Situation in den Kitas
Eher Regelbetrieb als Notbetreuung

Drensteinfurt -

(Mit Video) Seit Montag sind auch die Kitas in Drensteinfurt wieder in der Notbetreuung. Da jetzt allerdings weitaus mehr Personen berechtigt sind, ihren Nachwuchs in die Einrichtungen zu bringen als noch im ersten Lockdown, sind die Betreuungszahlen weiter hoch. Bei 80 bis 90 Prozent liegt etwa die Quote in den vier katholischen Kitas im Stadtgebiet. Von Nicole Evering
Dienstag, 27.04.2021, 08:03 Uhr
Veröffentlicht: Dienstag, 27.04.2021, 08:03 Uhr
Per Formular können Eltern die bedarfsorientierte Notbetreuung für ihr Kind anmelden.

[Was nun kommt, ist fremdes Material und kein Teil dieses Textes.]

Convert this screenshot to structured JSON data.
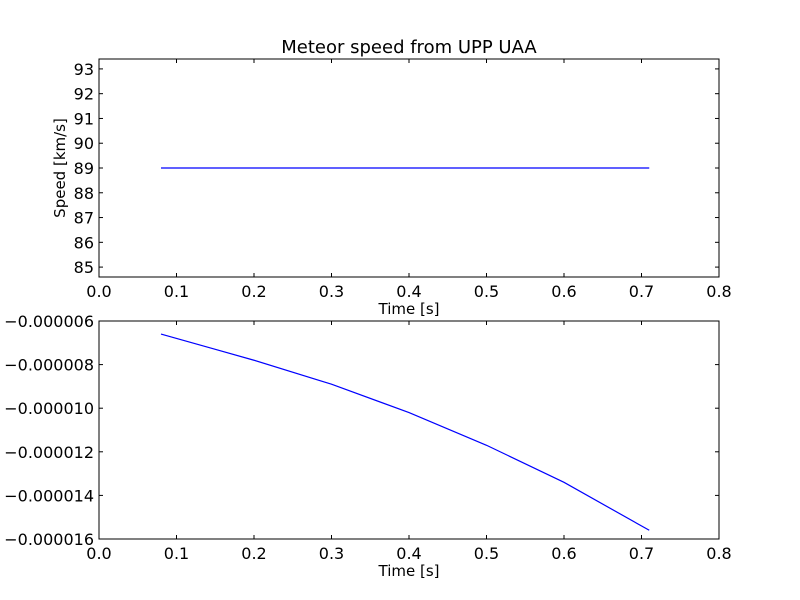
{
  "chart_data": [
    {
      "type": "line",
      "title": "Meteor speed from  UPP UAA",
      "xlabel": "Time [s]",
      "ylabel": "Speed [km/s]",
      "xlim": [
        0.0,
        0.8
      ],
      "ylim": [
        84.6,
        93.4
      ],
      "xticks": [
        0.0,
        0.1,
        0.2,
        0.3,
        0.4,
        0.5,
        0.6,
        0.7,
        0.8
      ],
      "xtick_labels": [
        "0.0",
        "0.1",
        "0.2",
        "0.3",
        "0.4",
        "0.5",
        "0.6",
        "0.7",
        "0.8"
      ],
      "yticks": [
        85,
        86,
        87,
        88,
        89,
        90,
        91,
        92,
        93
      ],
      "ytick_labels": [
        "85",
        "86",
        "87",
        "88",
        "89",
        "90",
        "91",
        "92",
        "93"
      ],
      "grid": false,
      "series": [
        {
          "color": "#0000ff",
          "x": [
            0.08,
            0.71
          ],
          "y": [
            89,
            89
          ]
        }
      ]
    },
    {
      "type": "line",
      "title": "",
      "xlabel": "Time [s]",
      "ylabel": "",
      "xlim": [
        0.0,
        0.8
      ],
      "ylim": [
        -1.6e-05,
        -6e-06
      ],
      "xticks": [
        0.0,
        0.1,
        0.2,
        0.3,
        0.4,
        0.5,
        0.6,
        0.7,
        0.8
      ],
      "xtick_labels": [
        "0.0",
        "0.1",
        "0.2",
        "0.3",
        "0.4",
        "0.5",
        "0.6",
        "0.7",
        "0.8"
      ],
      "yticks": [
        -6e-06,
        -8e-06,
        -1e-05,
        -1.2e-05,
        -1.4e-05,
        -1.6e-05
      ],
      "ytick_labels": [
        "−0.000006",
        "−0.000008",
        "−0.000010",
        "−0.000012",
        "−0.000014",
        "−0.000016"
      ],
      "grid": false,
      "series": [
        {
          "color": "#0000ff",
          "x": [
            0.08,
            0.15,
            0.2,
            0.3,
            0.4,
            0.5,
            0.6,
            0.71
          ],
          "y": [
            -6.6e-06,
            -7.3e-06,
            -7.8e-06,
            -8.9e-06,
            -1.02e-05,
            -1.17e-05,
            -1.34e-05,
            -1.56e-05
          ]
        }
      ]
    }
  ]
}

Per Formular können Eltern die bedarfsorientierte Notbetreuung für ihr Kind anmelden. Foto: dpa
Anders als noch im ersten Lockdown, als nur Eltern mit systemrelevanten Berufen ihren Nachwuchs in die Kitas schicken durften, ist das Feld nun weiter gefasst. Die „bedarfsorientierte Notbetreuung“ ist „für die Familien offen, die die Betreuung wirklich nicht anders organisieren können“, heißt es in einem Elternbrief des NRW-Familienministeriums. Wer sie in Anspruch nehmen will, muss den Bedarf gegenüber der Kindertageseinrichtung oder der -pflegestelle in einer Eigenerklärung anmelden. Ein Grund muss dabei nicht angegeben werden. Man setzt also auf das Prinzip Freiwilligkeit. Doch das scheint kein so probates Mittel, um die Situation in den Einrichtungen zu entzerren.